Local leaders say paying attention to parked cars could save a life.
“Children, unfortunately, die in hot cars,” said Lori Gray, the southern Illinois administrator for Illinois Illinois Department of Children & Family Services.
Gray says IDCFS partnered with the Harrisburg Fire Department to show the danger hot cars pose to unwatched kids.
Thirty-seven kids die in hot cars every year. Across the country, 23 children have died in hot cars already this year. As hot weather sticks around, so does the risk of injury or death from hot temperatures inside cars.
The sound of glass breaking in the summer could signal a life being saved. Harrisburg mom Michelle Bradley says it’s hard to even watch a doll roasting inside a van in the July heat.
"It was very terrifying to even see a baby in there," Bradley said, her son Cooper nodding alongside her.
Even with the windows broken inside a van, the temperature inside can reach well above 130 degrees. With the windows up, the temperature can soar higher.
Michelle and Cooper tried breaking the windows to get the doll out. But even a few swings with a hammer, then a bat, couldn’t crack them.
"And I was very surprised at how hard it was to break that glass. I took three very hard swings and didn't even crack it," she said.
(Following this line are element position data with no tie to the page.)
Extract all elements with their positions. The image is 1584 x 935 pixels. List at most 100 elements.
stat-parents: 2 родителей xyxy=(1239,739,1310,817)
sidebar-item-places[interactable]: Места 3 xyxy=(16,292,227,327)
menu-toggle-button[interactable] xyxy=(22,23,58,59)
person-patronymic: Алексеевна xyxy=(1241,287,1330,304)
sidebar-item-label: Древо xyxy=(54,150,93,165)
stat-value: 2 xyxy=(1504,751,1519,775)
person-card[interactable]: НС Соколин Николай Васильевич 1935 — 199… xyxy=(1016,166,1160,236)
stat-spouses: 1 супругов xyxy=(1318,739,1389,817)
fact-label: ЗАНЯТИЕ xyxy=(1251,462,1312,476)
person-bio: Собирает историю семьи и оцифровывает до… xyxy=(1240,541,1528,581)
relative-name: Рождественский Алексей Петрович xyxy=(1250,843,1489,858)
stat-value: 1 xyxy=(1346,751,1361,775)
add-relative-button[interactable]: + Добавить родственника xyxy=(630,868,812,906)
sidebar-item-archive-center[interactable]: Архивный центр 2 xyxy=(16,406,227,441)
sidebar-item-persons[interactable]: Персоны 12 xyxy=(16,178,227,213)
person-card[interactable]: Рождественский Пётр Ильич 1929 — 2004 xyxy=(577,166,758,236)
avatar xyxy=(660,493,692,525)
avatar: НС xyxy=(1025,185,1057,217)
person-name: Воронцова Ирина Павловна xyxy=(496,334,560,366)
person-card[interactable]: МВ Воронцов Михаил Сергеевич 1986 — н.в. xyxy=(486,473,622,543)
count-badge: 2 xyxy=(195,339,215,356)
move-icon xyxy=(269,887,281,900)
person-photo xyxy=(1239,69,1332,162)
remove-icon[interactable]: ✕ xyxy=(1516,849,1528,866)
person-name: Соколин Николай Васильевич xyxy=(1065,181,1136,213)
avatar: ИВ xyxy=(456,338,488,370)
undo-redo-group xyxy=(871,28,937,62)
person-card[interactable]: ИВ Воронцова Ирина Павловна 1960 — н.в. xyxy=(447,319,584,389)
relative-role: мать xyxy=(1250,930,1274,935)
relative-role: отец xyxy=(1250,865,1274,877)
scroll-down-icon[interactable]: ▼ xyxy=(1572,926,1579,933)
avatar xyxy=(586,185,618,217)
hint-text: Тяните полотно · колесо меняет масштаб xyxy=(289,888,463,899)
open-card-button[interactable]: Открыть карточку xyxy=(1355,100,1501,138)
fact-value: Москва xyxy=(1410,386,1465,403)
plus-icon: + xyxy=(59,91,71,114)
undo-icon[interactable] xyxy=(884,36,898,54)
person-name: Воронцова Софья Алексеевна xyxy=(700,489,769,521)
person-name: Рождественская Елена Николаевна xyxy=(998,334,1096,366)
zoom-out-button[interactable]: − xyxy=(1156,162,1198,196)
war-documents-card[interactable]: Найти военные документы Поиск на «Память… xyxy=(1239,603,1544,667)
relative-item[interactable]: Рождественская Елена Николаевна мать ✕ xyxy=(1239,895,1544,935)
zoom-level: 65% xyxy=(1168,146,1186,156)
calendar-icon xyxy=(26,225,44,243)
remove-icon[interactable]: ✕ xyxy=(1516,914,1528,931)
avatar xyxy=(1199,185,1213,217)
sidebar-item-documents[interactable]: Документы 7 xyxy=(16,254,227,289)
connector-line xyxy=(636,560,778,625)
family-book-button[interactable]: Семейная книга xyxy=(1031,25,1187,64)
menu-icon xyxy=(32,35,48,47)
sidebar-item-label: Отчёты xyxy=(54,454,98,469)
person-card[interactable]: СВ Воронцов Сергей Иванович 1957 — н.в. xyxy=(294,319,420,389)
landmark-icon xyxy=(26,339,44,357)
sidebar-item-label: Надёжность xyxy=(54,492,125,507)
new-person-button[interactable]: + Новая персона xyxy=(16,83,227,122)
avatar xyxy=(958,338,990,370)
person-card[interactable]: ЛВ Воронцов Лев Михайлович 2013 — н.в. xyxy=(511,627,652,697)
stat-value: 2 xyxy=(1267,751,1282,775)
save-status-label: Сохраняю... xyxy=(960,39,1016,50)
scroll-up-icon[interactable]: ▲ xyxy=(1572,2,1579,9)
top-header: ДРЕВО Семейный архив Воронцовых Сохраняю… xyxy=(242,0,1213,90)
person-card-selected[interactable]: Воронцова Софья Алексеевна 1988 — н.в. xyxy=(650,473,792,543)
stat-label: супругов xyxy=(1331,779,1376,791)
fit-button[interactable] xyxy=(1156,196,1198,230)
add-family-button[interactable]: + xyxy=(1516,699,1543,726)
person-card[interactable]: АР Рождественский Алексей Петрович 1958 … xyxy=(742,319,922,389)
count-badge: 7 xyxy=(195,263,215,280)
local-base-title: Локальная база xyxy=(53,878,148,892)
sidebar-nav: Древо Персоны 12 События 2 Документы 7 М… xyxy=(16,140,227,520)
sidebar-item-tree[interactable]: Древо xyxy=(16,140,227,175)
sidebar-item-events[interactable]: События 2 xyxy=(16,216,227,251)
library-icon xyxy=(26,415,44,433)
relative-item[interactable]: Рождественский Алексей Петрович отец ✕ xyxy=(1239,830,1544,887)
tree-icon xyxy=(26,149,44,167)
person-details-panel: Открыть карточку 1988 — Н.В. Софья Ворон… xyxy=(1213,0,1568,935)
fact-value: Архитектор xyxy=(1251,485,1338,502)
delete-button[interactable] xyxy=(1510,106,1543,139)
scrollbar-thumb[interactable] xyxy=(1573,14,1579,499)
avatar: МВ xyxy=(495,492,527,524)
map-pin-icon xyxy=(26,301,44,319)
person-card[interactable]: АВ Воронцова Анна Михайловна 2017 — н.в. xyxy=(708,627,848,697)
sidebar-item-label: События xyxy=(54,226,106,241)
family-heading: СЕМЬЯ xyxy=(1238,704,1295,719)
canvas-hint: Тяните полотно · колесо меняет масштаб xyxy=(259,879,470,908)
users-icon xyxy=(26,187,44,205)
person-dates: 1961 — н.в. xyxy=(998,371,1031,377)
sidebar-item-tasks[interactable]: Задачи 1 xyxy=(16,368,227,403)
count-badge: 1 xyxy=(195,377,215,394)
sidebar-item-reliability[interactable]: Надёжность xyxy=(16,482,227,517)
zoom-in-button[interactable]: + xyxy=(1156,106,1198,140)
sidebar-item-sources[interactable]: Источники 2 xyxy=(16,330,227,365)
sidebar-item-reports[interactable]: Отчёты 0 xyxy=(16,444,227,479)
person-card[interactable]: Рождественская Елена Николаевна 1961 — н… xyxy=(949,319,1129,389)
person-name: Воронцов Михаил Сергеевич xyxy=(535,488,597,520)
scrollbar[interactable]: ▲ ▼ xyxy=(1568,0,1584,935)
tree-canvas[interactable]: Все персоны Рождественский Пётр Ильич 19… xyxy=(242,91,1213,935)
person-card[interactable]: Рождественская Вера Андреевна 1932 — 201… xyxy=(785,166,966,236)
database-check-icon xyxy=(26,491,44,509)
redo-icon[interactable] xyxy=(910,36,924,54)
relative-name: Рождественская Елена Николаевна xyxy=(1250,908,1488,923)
Harrisburg firefighters say they get around a dozen or so hot car calls every year.
"Not just left in cars, but getting into cars unknowingly and then not being found," Gray said.
Gray says call 911 first. If you can’t wait for help and the person inside is in distress, having the right tools on hand like a window cutter or breaker could save a life.
Most states now have laws providing immunity to good Samaritans breaking cars for child safety. Missouri, Tennessee, Illinois and Kentucky have those immunity laws. But, you do have to have reasonable good faith to believe the person is in imminent danger, and you must call 911 before breaking a window. Remain with the child in a safe location after doing breaking the window.